Protestors from Radiation Free Lakeland have demonstrated outside an open day at Direct Rail Services in Carlisle.

DRS, who are celebrating their 20th birthday, open their doors to the public so they can have a look at their locomotives.

Anti nuclear campaigners want to stop radioactive waste material coming in the county by rail.

We want to stop the continued transportation of radioactive wastes to Sellafield.

The uranium fuel for the three diabolic reactors planned in Cumbria (Moorside) would also be transported via train.

Should anything ever happen to one of these flasks, then we would all be exposed to a mixture of highly dangerous and long lasting radioactive particles."

– Radiation Free Lakeland

Rail group celebrates 20th birthday

The organisation is hosting an open day. Credit: Direct Rail Services

People are being invited to find out more about Direct Rail Services, the company that operates freight trains in Cumbria.

The organisation is hosting an open day at its Kingmoor Rail Depot headquarters, in Carlisle.

Children will be taught about how to stay safe at stations and on trains, and will have the chance to see the group's locomotives behind the scenes.

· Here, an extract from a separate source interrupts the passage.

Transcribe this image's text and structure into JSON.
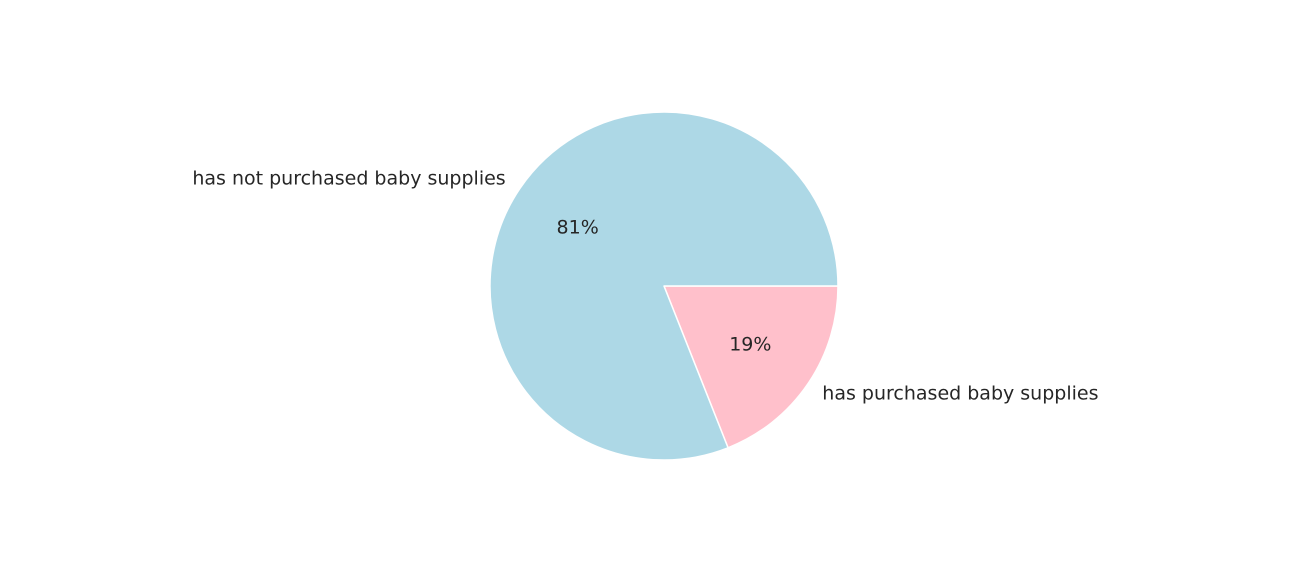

Carlisle MP John Stevenson, and songwriter and rail enthusiast Pete Waterman, will both be there.

The session runs from 10am to 4pm.


Protestors gather against nuclear waste depository

Anti-nuclear protestors have gathered in Bowness-on-Windermere to demonstrate against plans to build an underground storage facility for radio-active waste.

Cumbria County Council and Allerdale and Copeland councils will decide on January 30th whether to proceed to the next stage in the plans.

But those who oppose the decision to site a geological waste facility in West Cumbria say are calling for an end to the "mad plan".

They are concerned about safety issues and add that it will damage the image of Cumbria as a tourist destination.

Cumbria County Council has said that no decision would be made about whether Cumbria should have a repository or not on January 30.

Instead, councillors will be deciding on whether geological experts should carry out the necessary work to see whether Cumbria could be the right location or not.